At the request of the ACT Chief Minister, in 1996 the ACT Auditor General completed an inquiry that provided guidelines to the Territory government for commercial dealings with companies, partnerships or individuals who are partners of family members of Members of the Assembly. The inquiry came about due to an auction of taxi plates that yielded $0.57m below budget expectation. The auctioneer for the plates was Harold Hird and Associates. The Auditor-General found that the selection of the auctioneer followed due process.
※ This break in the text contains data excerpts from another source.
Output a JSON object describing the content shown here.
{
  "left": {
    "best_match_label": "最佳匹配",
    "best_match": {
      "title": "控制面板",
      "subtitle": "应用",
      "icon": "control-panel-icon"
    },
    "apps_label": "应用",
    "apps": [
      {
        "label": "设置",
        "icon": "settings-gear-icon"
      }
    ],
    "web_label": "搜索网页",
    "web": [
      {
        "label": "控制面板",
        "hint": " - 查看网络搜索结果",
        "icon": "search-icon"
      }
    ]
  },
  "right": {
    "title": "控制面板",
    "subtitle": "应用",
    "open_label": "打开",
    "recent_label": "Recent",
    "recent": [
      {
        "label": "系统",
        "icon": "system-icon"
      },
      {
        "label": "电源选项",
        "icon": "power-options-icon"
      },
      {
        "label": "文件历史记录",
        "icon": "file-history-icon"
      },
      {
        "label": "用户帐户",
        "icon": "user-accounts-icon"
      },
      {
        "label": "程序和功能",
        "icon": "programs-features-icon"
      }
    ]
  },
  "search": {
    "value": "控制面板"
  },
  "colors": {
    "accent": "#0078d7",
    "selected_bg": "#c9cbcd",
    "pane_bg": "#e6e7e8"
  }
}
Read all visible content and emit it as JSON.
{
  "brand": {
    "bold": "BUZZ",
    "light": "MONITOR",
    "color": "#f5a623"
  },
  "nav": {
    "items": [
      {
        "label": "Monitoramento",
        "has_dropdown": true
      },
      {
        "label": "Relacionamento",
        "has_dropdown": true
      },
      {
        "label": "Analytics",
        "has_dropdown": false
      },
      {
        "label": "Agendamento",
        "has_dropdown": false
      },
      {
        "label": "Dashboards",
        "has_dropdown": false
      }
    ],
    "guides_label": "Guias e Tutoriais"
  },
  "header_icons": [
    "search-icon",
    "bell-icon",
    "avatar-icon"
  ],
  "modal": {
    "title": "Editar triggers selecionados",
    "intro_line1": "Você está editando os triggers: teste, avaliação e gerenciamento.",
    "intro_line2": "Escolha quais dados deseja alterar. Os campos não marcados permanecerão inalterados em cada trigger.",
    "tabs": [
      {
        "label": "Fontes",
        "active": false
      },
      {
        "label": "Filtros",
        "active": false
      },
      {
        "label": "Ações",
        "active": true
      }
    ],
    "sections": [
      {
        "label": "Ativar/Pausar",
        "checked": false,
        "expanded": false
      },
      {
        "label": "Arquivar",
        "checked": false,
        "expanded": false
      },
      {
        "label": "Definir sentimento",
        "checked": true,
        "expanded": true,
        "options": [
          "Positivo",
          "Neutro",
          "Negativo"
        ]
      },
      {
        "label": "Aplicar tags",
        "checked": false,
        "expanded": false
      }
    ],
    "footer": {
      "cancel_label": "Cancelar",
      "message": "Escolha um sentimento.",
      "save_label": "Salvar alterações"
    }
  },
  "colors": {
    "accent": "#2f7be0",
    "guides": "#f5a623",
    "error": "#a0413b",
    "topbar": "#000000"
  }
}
The Auditor-General also found that as there were no established guidelines for Ministers, Members of the Assembly, nor public servants in how to act in such matters. Recommendations were made to establish a Code of Conduct.

Hird was re-elected at the 1998 general election. At the 2001 general election, Hird ran again for the Liberal Party but was unsuccessful in retaining his seat for the party. Vicki Dunne was elected as the second Liberal candidate for Ginninderra. Following the announcement of the election result in 2001, Hird sought a recount of the votes in the electorate of Ginninderra. Hird was 55 votes behind fellow Liberal Party candidate, Dunne, at the point at which one of the two candidates had to be excluded. Hird's request for a recount was rejected by both the Electoral Commissioner and, on appeal, the full ACT Electoral Commission. In considering the request, the Commissioner and the full commission had regard to the level of accuracy achieved by the data entry of paper ballots and the computer count. The commission was satisfied that the level of accuracy was so high that a recount in any form could not have improved on the accuracy of the original count and that there was no probability that the original count had indicated that the wrong candidates had been elected, given the margins between the winning and losing candidates.

At the 2004 ACT general election, Hird ran on his own ticket, called the 'Harold Hird Independents'. He ran again as an independent at the 2008 ACT general election. On both occasions, he was unsuccessful in being elected. In 2005, the ACT Electoral Commissioner cancelled the party's registration at the request of the Secretary of the Harold Hird Independent Group.